Extend (Lie) group action from the boundary to the entire manifold

Question

Let $M$ and $W$ be smooth manifolds such that $\partial W=M$. Let $G$ be a group acting on $M$.

Can one generally extend the action of $G$ to $W$? If not, under which conditions on $W$ and/or $G$ does it work? How do you construct such an extension?

EDIT: suppose in addition that $G$ is a connected Lie group acting smoothly and that the extension should be smooth as well.

EDIT: suppose furthermore that the Lie group is acting by isometries if a Riemannian metric is given on $M$ and the extension should again be acting isometrically.

Answer 1

Edit: I might have misinterpreted the question, which asks whether the action on $M$ extends to a specific bounding manifold $W$. The answer below concerns whether the action extends to some bounding manifold.

Your question can be rephrased in the language of algebraic topology as: If $M$ is a null-bordant manifold with a $G$-action, is $M$ equivariantly null-bordant? Equivariant (co)bordism was a very active subject in the 1960s and 70s, dating back at least as far as the monograph by Conner and Floyd:

Conner, P. E.; Floyd, E. E., Differentiable periodic maps, Ergebnisse der Mathematik und ihrer Grenzgebiete. Neue Folge. 33, Reihe: Moderne Topologie. Berlin-Göttingen-Heidelberg: Springer-Verlag. VII, 148 p. (1964). ZBL0125.40103.

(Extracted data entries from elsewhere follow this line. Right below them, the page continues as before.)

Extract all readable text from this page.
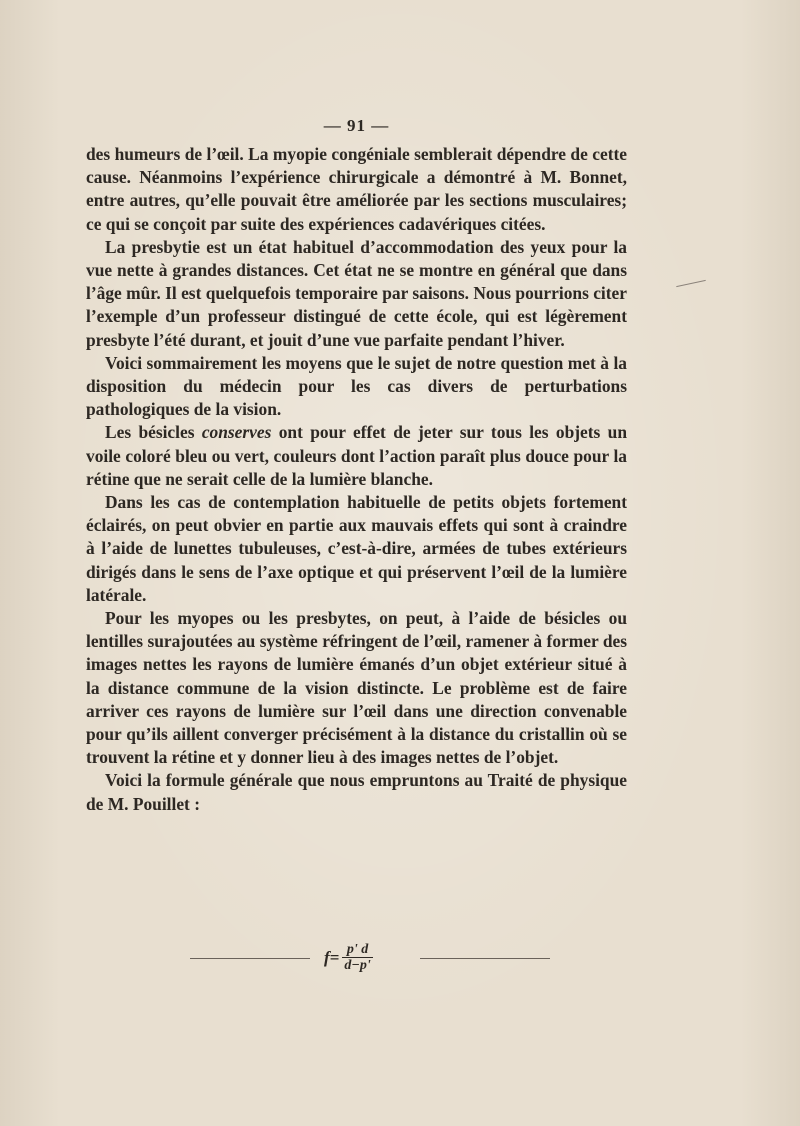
— 91 —

des humeurs de l’œil. La myopie congéniale semblerait dépendre de cette cause. Néanmoins l’expérience chirurgicale a démontré à M. Bonnet, entre autres, qu’elle pouvait être améliorée par les sections musculaires; ce qui se conçoit par suite des expériences cadavériques citées.

La presbytie est un état habituel d’accommodation des yeux pour la vue nette à grandes distances. Cet état ne se montre en général que dans l’âge mûr. Il est quelquefois temporaire par saisons. Nous pourrions citer l’exemple d’un professeur distingué de cette école, qui est légèrement presbyte l’été durant, et jouit d’une vue parfaite pendant l’hiver.

Voici sommairement les moyens que le sujet de notre question met à la disposition du médecin pour les cas divers de perturbations pathologiques de la vision.

Les bésicles conserves ont pour effet de jeter sur tous les objets un voile coloré bleu ou vert, couleurs dont l’action paraît plus douce pour la rétine que ne serait celle de la lumière blanche.

Dans les cas de contemplation habituelle de petits objets fortement éclairés, on peut obvier en partie aux mauvais effets qui sont à craindre à l’aide de lunettes tubuleuses, c’est-à-dire, armées de tubes extérieurs dirigés dans le sens de l’axe optique et qui préservent l’œil de la lumière latérale.

Pour les myopes ou les presbytes, on peut, à l’aide de bésicles ou lentilles surajoutées au système réfringent de l’œil, ramener à former des images nettes les rayons de lumière émanés d’un objet extérieur situé à la distance commune de la vision distincte. Le problème est de faire arriver ces rayons de lumière sur l’œil dans une direction convenable pour qu’ils aillent converger précisément à la distance du cristallin où se trouvent la rétine et y donner lieu à des images nettes de l’objet.

Voici la formule générale que nous empruntons au Traité de physique de M. Pouillet :

$f= \frac{p' d}{d-p'}$
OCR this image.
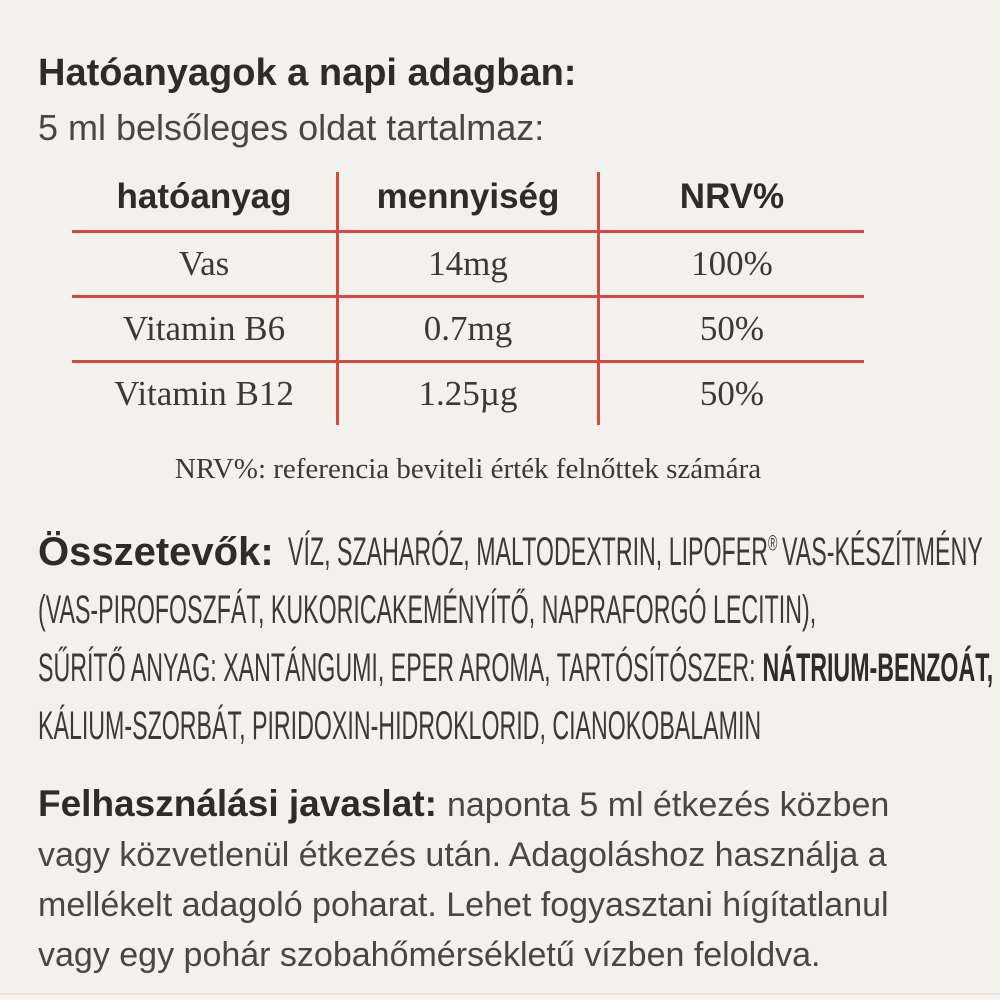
Hatóanyagok a napi adagban:

5 ml belsőleges oldat tartalmaz:

hatóanyag	mennyiség	NRV%
Vas	14mg	100%
Vitamin B6	0.7mg	50%
Vitamin B12	1.25µg	50%

NRV%: referencia beviteli érték felnőttek számára

Összetevők: VÍZ, SZAHARÓZ, MALTODEXTRIN, LIPOFER® VAS-KÉSZÍTMÉNY
(VAS-PIROFOSZFÁT, KUKORICAKEMÉNYÍTŐ, NAPRAFORGÓ LECITIN),
SŰRÍTŐ ANYAG: XANTÁNGUMI, EPER AROMA, TARTÓSÍTÓSZER: NÁTRIUM-BENZOÁT,
KÁLIUM-SZORBÁT, PIRIDOXIN-HIDROKLORID, CIANOKOBALAMIN

Felhasználási javaslat: naponta 5 ml étkezés közben vagy közvetlenül étkezés után. Adagoláshoz használja a mellékelt adagoló poharat. Lehet fogyasztani hígítatlanul vagy egy pohár szobahőmérsékletű vízben feloldva.
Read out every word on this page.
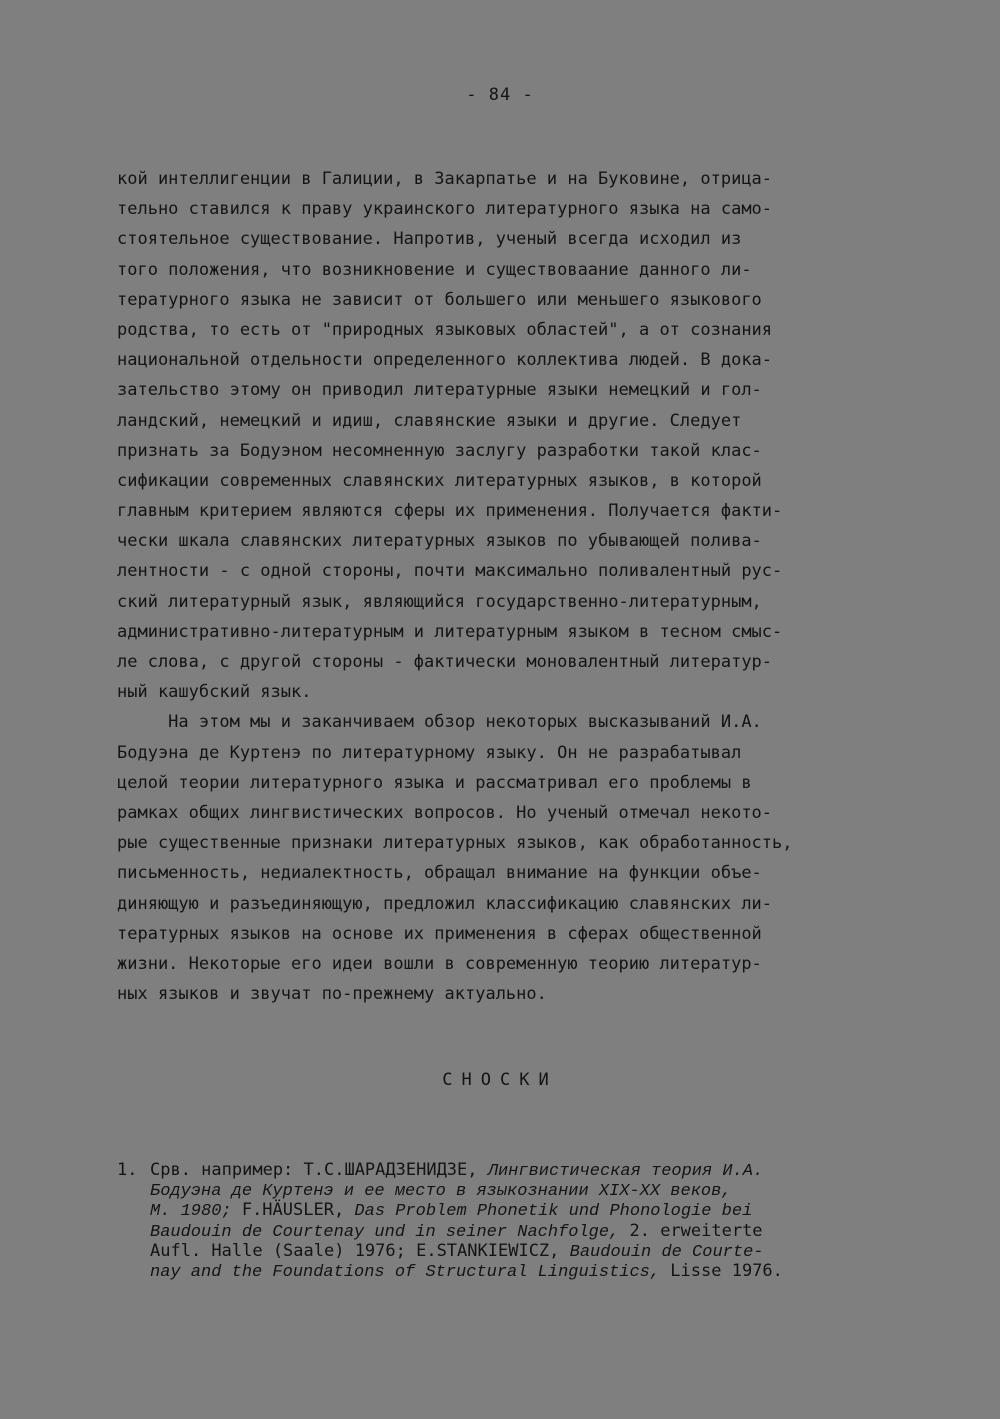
- 84 -
кой интеллигенции в Галиции, в Закарпатье и на Буковине, отрица-
тельно ставился к праву украинского литературного языка на само-
стоятельное существование. Напротив, ученый всегда исходил из
того положения, что возникновение и существоваание данного ли-
тературного языка не зависит от большего или меньшего языкового
родства, то есть от "природных языковых областей", а от сознания
национальной отдельности определенного коллектива людей. В дока-
зательство этому он приводил литературные языки немецкий и гол-
ландский, немецкий и идиш, славянские языки и другие. Следует
признать за Бодуэном несомненную заслугу разработки такой клас-
сификации современных славянских литературных языков, в которой
главным критерием являются сферы их применения. Получается факти-
чески шкала славянских литературных языков по убывающей полива-
лентности - с одной стороны, почти максимально поливалентный рус-
ский литературный язык, являющийся государственно-литературным,
административно-литературным и литературным языком в тесном смыс-
ле слова, с другой стороны - фактически моновалентный литератур-
ный кашубский язык.
На этом мы и заканчиваем обзор некоторых высказываний И.А.
Бодуэна де Куртенэ по литературному языку. Он не разрабатывал
целой теории литературного языка и рассматривал его проблемы в
рамках общих лингвистических вопросов. Но ученый отмечал некото-
рые существенные признаки литературных языков, как обработанность,
письменность, недиалектность, обращал внимание на функции объе-
диняющую и разъединяющую, предложил классификацию славянских ли-
тературных языков на основе их применения в сферах общественной
жизни. Некоторые его идеи вошли в современную теорию литератур-
ных языков и звучат по-прежнему актуально.
СНОСКИ
1. Срв. например: Т.С.ШАРАДЗЕНИДЗЕ, Лингвистическая теория И.А.
Бодуэна де Куртенэ и ее место в языкознании XIX-XX веков,
М. 1980; F.HÄUSLER, Das Problem Phonetik und Phonologie bei
Baudouin de Courtenay und in seiner Nachfolge, 2. erweiterte
Aufl. Halle (Saale) 1976; E.STANKIEWICZ, Baudouin de Courte-
nay and the Foundations of Structural Linguistics, Lisse 1976.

Part I gives an introduction to bordism theory, and Part II studies $G$-equivariant bordism with $G=\mathbb{Z}/p$. Some of the results apply to general Lie groups $G$. For example: if $G$ acts freely on a closed manifold $M$ of dimension $m$, the bordism class of the pair $(M/G,f)$ in the bordism group $\Omega_m(BG)$, where $f:M/G\to BG$ classifies the principal $G$-bundle $M\to M/G$, provides an obstruction to extending the action to a free action on an $(m+1)$-dimensional manifold with boundary. This can be studied using characteristic numbers.

Answer 2

Here is an example of a connected Lie group acting on $M$, such that the action does not extend to $W$ but extends to some $W'$ with $\partial W'=M$. All the existing actions are analytic isometric, and all obstructions are continuous, so the problem is not regularity.

Take $G=M=\mathbb T^1$ the 1-torus, acting on itself in the obvious fashion, by translations. Clearly, if $M$ is seen as the boundary of the disc $W'=\mathbb D^2$, then the action on $M$ extends to an action on $W'$, again by rotations. (In the following I prefer to think of $\mathbb T^1$ as $\mathbb R/\mathbb Z$.)

However, let $W$ be a 2-torus with a disc removed, and identify $M$ with the boundary of $W$. Assume by contradiction that the induced action on $\partial W$ is the restriction of an action on $W$.

Let $Z$ be the manifold constructed as the gluing of $[0,1]\times M$ with $W$ along $\lbrace1\rbrace\times M$ and $\partial W$. Define an action of $\mathbb R$ on $Z$ in such a way that the boundary of $Z$ (which corresponds to $\lbrace0\rbrace\times M$) is fixed, and the restriction to $W$ is the action induced by that of $\mathbb T^1$ on $W$. On $[0,1]\times M$, we have to continuously Dehn-twist the collar to match the rotation of $\lbrace1\rbrace\times M$.

Now the action $f$ at time $1$ is homotopic to the identity of $Z$ relative to its boundary (in the strong sense), but $f$ is just a Dehn twist of $[0,1]\times M$, since $f$ is the identity in $W$ (1 has image 0 in $\mathbb T^1$). It is probably classical that this Dehn twist is not homotopic to the identity relatively to the boundary, personally I convinced myself on a picture that the induced map $f_*$ on $\pi_1(M,x)$ for $x$ on the boundary is not the identity; in any case, this is a contradiction.